Given the responsible boxes for a rank, this helper function calculates the relevant masks.

Parameters:

responsible_boxes_list – A numpy array of responsible box indices.

Returns:

A BoxMasks object of the relevant masks.

Construct Local Tree and Traversal

class boxtree.distributed.local_tree.LocalTree(root_extent: Array, box_centers: Array, box_parent_ids: Array, box_child_ids: Array, box_levels: Array, box_flags: Array | None, level_start_box_nrs: Array | None, box_id_dtype: dtype, box_level_dtype: dtype, coord_dtype: dtype, sources_have_extent: bool, targets_have_extent: bool, extent_norm: ExtentNorm, stick_out_factor: float, _is_pruned: bool, sources_are_targets: bool, particle_id_dtype: dtype, sources: Array, source_radii: Array, targets: Array, target_radii: Array, bounding_box: tuple[Array, Array], user_source_ids: Array, sorted_target_ids: Array, box_source_starts: Array, box_source_counts_nonchild: Array, box_source_counts_cumul: Array, box_target_starts: Array, box_target_counts_nonchild: Array, box_target_counts_cumul: Array, box_source_bounding_box_min: Array, box_source_bounding_box_max: Array, box_target_bounding_box_min: Array, box_target_bounding_box_max: Array, box_to_user_rank_starts: Array, box_to_user_rank_lists: Array, responsible_boxes_list: Array, responsible_boxes_mask: Array, ancestor_mask: Array)

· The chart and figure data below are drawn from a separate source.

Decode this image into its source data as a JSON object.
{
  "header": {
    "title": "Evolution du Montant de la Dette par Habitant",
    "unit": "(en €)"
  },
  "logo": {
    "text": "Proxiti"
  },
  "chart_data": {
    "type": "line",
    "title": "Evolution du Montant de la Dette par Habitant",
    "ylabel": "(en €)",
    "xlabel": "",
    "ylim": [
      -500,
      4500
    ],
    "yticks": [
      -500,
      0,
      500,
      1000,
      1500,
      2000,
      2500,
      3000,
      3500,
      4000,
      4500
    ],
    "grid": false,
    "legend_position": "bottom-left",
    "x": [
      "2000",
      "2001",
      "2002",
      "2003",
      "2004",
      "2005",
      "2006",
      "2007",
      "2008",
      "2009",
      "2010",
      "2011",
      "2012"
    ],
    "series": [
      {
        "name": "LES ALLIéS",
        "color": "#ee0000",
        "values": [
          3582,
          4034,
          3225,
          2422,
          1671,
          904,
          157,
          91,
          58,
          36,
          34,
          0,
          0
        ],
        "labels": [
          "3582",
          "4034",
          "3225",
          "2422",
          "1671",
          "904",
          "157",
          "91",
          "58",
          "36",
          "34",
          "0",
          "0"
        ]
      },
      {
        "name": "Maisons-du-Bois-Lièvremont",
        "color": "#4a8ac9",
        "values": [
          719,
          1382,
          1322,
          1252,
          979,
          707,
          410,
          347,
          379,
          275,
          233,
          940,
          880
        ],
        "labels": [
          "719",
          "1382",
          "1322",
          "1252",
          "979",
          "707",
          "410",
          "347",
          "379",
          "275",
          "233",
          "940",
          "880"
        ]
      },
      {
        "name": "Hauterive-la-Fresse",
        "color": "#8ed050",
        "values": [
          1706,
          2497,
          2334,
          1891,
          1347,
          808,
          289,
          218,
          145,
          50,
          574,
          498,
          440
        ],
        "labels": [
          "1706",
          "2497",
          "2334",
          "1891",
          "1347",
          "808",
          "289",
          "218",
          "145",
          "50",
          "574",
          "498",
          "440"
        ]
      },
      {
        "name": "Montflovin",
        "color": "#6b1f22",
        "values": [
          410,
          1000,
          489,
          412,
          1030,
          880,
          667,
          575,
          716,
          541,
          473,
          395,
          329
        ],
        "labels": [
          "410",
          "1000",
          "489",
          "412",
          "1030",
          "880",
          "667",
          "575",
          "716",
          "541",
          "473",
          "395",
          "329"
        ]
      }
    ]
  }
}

Inherits from boxtree.Tree.

box_to_user_rank_starts

box_id_t [nboxes + 1]

box_to_user_rank_lists

int32 [*]

A CSR-like interaction list storage array, together with box_to_user_rank_starts. For each box, the list of ranks which own targets that use the multipole expansion at this box, via either List 3 or (possibly downward propagated from an ancestor) List 2.

boxtree.distributed.local_tree.generate_local_tree(actx: ArrayContext, global_traversal, responsible_boxes_list, comm)

Generate the local tree for the current rank.

This is an MPI-collective routine on comm.

Parameters:

• global_traversal – Global boxtree.traversal.FMMTraversalInfo object on host memory.

• responsible_boxes_list – a numpy.ndarray object containing the responsible boxes of the current rank.

Returns:

a tuple of (local_tree, src_idx, tgt_idx), where local_tree is an object with class boxtree.distributed.local_tree.LocalTree of the generated local tree, src_idx is the indices of the local sources in the global tree, and tgt_idx is the indices of the local targets in the global tree. src_idx and tgt_idx are needed for distributing source weights from root rank and assembling calculated potentials on the root rank.

boxtree.distributed.local_traversal.generate_local_travs(actx, local_tree, traversal_builder, merge_close_lists=False)

Generate local traversal from local tree.

Parameters:

• local_tree – the local tree on which the local traversal object will be constructed.

• traversal_builder – a function, taken a arraycontext.ArrayContext and a tree, returns the traversal object based on the tree.

Returns:

generated local traversal object in device memory

Distributed Wrangler

class boxtree.distributed.calculation.DistributedExpansionWranglerMixin

Distributed expansion wrangler base class.

This class is meant to aid in adding distributed capabilities to wranglers. All distributed wranglers should inherit from this class.

comm

global_traversal

communicate_mpoles_via_allreduce

distribute_source_weights(actx: ArrayContext, src_weight_vecs, src_idx_all_ranks)

gather_potential_results(actx: ArrayContext, potentials, tgt_idx_all_ranks)

communicate_mpoles(actx: ArrayContext, mpole_exps, return_stats=False)

Based on Algorithm 3: Reduce and Scatter in Lashuk et al. [1].

The main idea is to mimic an allreduce as done on a hypercube network, but to decrease the bandwidth cost by sending only information that is relevant to the rank receiving the message.

[1]

Lashuk, Ilya, Aparna Chandramowlishwaran, Harper Langston, Tuan-Anh Nguyen, Rahul Sampath, Aashay Shringarpure, Richard Vuduc, Lexing Ying, Denis Zorin, and George Biros. “A massively parallel adaptive fast multipole method on heterogeneous architectures”, Communications of the ACM 55, no. 5 (2012): 101-109, DOI.

Distributed FMM Evaluation

The distributed version of the FMM evaluation shares the same interface as the shared-memory version. To evaluate FMM in a distributed manner, use a subclass of boxtree.distributed.calculation.DistributedExpansionWranglerMixin in boxtree.fmm.drive_fmm().